Et s’ouvre maintenant un temps d’attente, entre le premier jour et le troisième jour. Voici le samedi saint, le jour du shabbat, jour de repos, jour de liberté. Un jour pour faire une pause. Ce jour vide est justement comme chaque shabbat, une fête au Seigneur.
Ce temps au tombeau est mystérieux, comme la mort.
Et c’est peut-être à ce moment-là que tout s’accomplit, sous la terre, comme en secret. Sous la terre, c’est le cimetière et le séjour des morts, un monde des ombres. Jésus est descendu aux enfers, dit le symbole des apôtres. Il est descendu dans la mort, pour la remplir de sa présence.
Il est descendu auprès des morts, pour les libérer de leur non-vie. Il est venu libérer tous les morts-vivants, les non-morts qui ne vivent pas non plus.
Quand les orthodoxes représentent en icône la résurrection, ce n’est pas la seule résurrection du Christ. Il ouvre les tombeaux, et c’est toute l’humanité morte depuis Adam et Eve qui en sort, éveillée, ressuscitée.
Jésus est descendu sur terre, il est aussi descendu sous terre, pour nous faire monter avec lui au ciel.
Sous la terre, dans ce temps de repos, il est comme une semence qui germe en secret, sans que l’être humain sache comment. Cette germination, c’est la promesse de l’humanité nouvelle qui va fleurir dans un nouveau printemps.
C’est comme un œuf qui contient la promesse d’une vie, d’une éclosion, d’une naissance, d’une venue au monde.
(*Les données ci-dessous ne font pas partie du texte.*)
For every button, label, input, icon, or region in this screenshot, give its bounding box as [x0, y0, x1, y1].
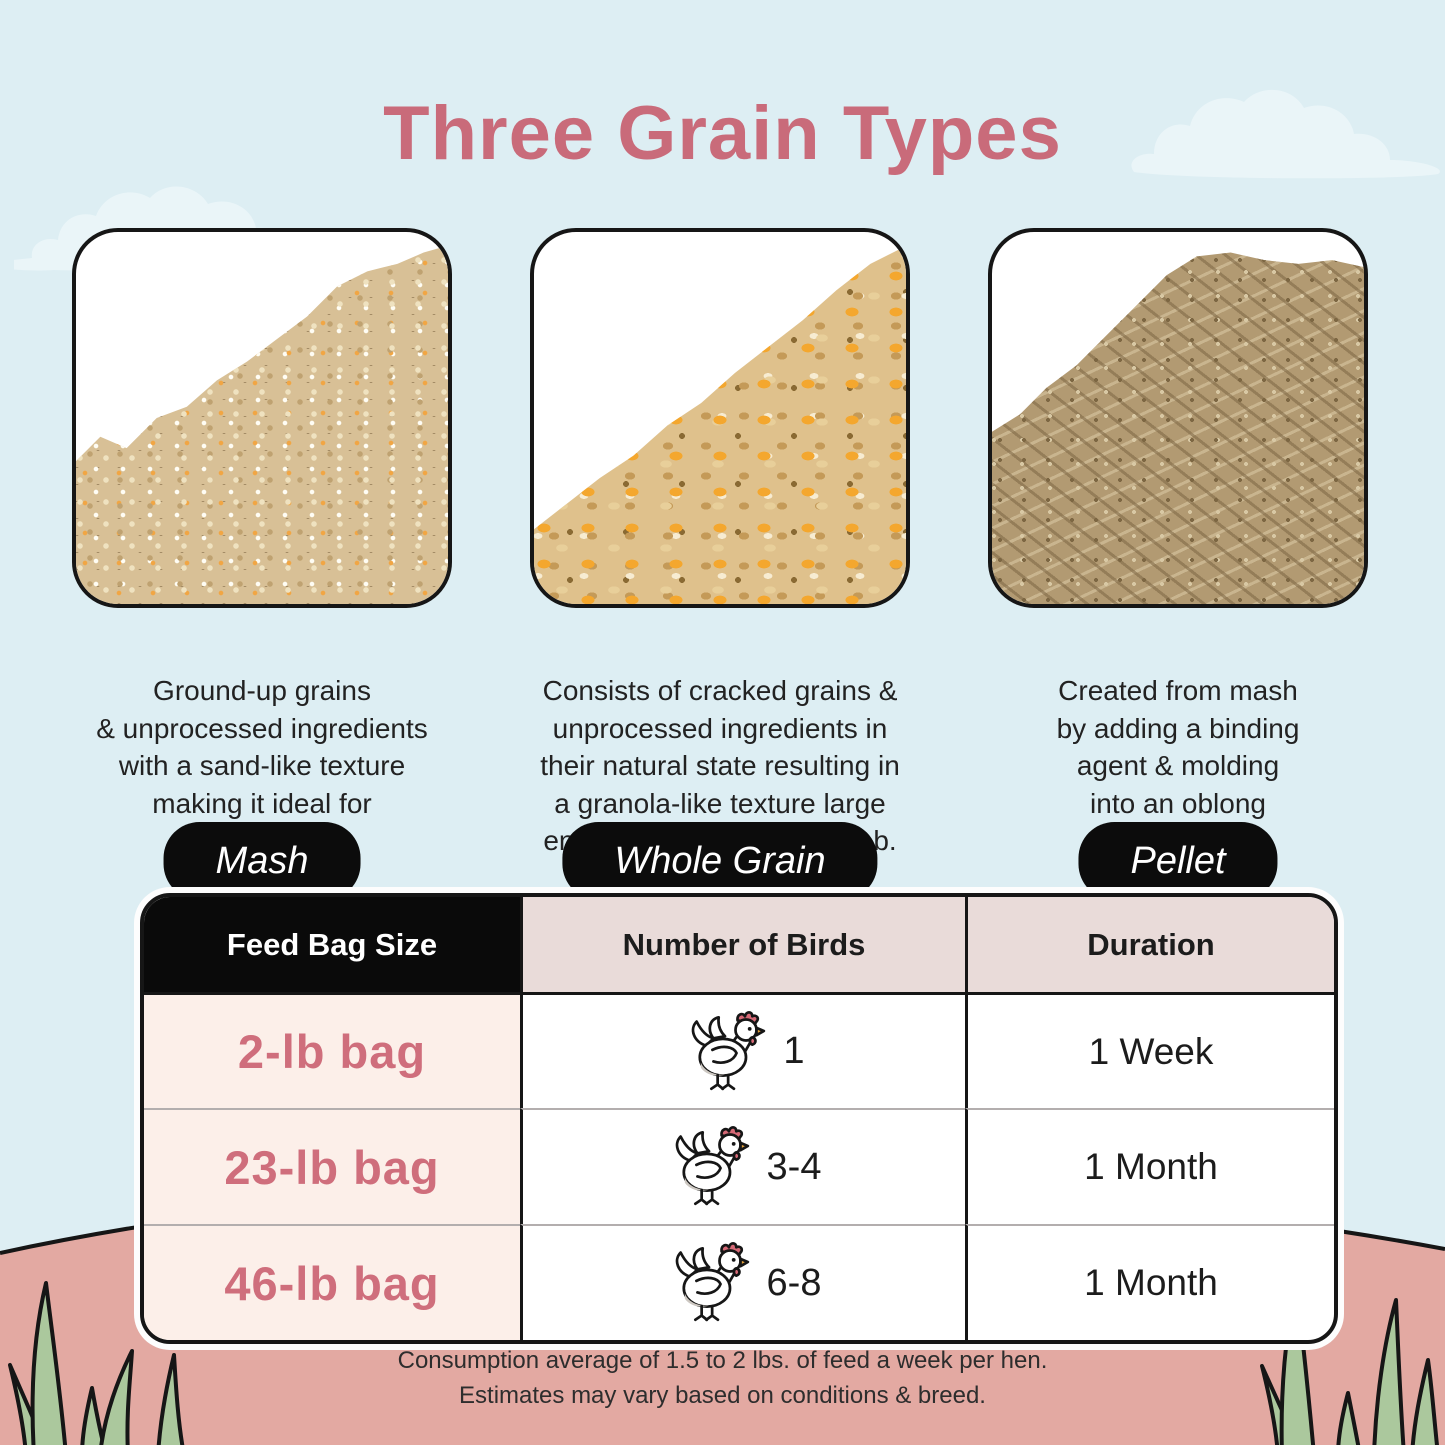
grain-col-pellet: Pellet Created from mash by adding a bin… [988, 228, 1368, 900]
bird-count: 3-4 [766, 1145, 822, 1188]
pellet-grain-image [992, 252, 1364, 604]
hen-icon [692, 1010, 766, 1090]
pellet-label-badge: Pellet [1078, 821, 1278, 900]
whole-grain-image [534, 245, 906, 604]
bird-count: 1 [783, 1030, 805, 1072]
table-row-2-bag: 23-lb bag [144, 1108, 520, 1224]
footnote-line-1: Consumption average of 1.5 to 2 lbs. of … [397, 1347, 1048, 1374]
whole-grain-photo-card [530, 228, 910, 608]
bird-count: 6-8 [766, 1261, 822, 1304]
table-row-2-birds: 3-4 [520, 1108, 965, 1224]
footnote: Consumption average of 1.5 to 2 lbs. of … [0, 1343, 1445, 1413]
mash-grain-image [76, 245, 448, 604]
hen-icon [675, 1242, 749, 1322]
grain-col-whole-grain: Whole Grain Consists of cracked grains &… [530, 228, 910, 900]
cloud-right [1131, 89, 1440, 179]
table-row-2-duration: 1 Month [965, 1108, 1334, 1224]
table-row-3-duration: 1 Month [965, 1224, 1334, 1340]
feed-table: Feed Bag Size Number of Birds Duration 2… [140, 893, 1338, 1344]
hen-icon [675, 1126, 749, 1206]
grass-left [8, 1281, 185, 1445]
table-row-1-bag: 2-lb bag [144, 992, 520, 1108]
header-number-of-birds: Number of Birds [520, 897, 965, 992]
header-duration: Duration [965, 897, 1334, 992]
mash-photo-card [72, 228, 452, 608]
table-row-3-birds: 6-8 [520, 1224, 965, 1340]
grain-col-mash: Mash Ground-up grains & unprocessed ingr… [72, 228, 452, 900]
table-row-3-bag: 46-lb bag [144, 1224, 520, 1340]
page-title: Three Grain Types [383, 91, 1062, 176]
footnote-line-2: Estimates may vary based on conditions &… [459, 1382, 986, 1409]
pellet-photo-card [988, 228, 1368, 608]
whole-grain-label-badge: Whole Grain [562, 821, 878, 900]
mash-label-badge: Mash [163, 821, 361, 900]
table-row-1-birds: 1 [520, 992, 965, 1108]
header-feed-bag-size: Feed Bag Size [144, 897, 520, 992]
grain-cards-row: Mash Ground-up grains & unprocessed ingr… [72, 228, 1368, 900]
table-row-1-duration: 1 Week [965, 992, 1334, 1108]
Un œuf de pâques.
Voici samedi saint, un jour silencieux où s’accomplit le mystère de la grâce de Dieu. Et bientôt l’aube à venir du jour du Seigneur se découpera à l’horizon et déchirera la nuit.
Cette attente pleine d’espérance est aussi la nôtre : Maranatha, viens Seigneur Jésus (1 Corinthiens 16,22 ; Apocalypse 22,20).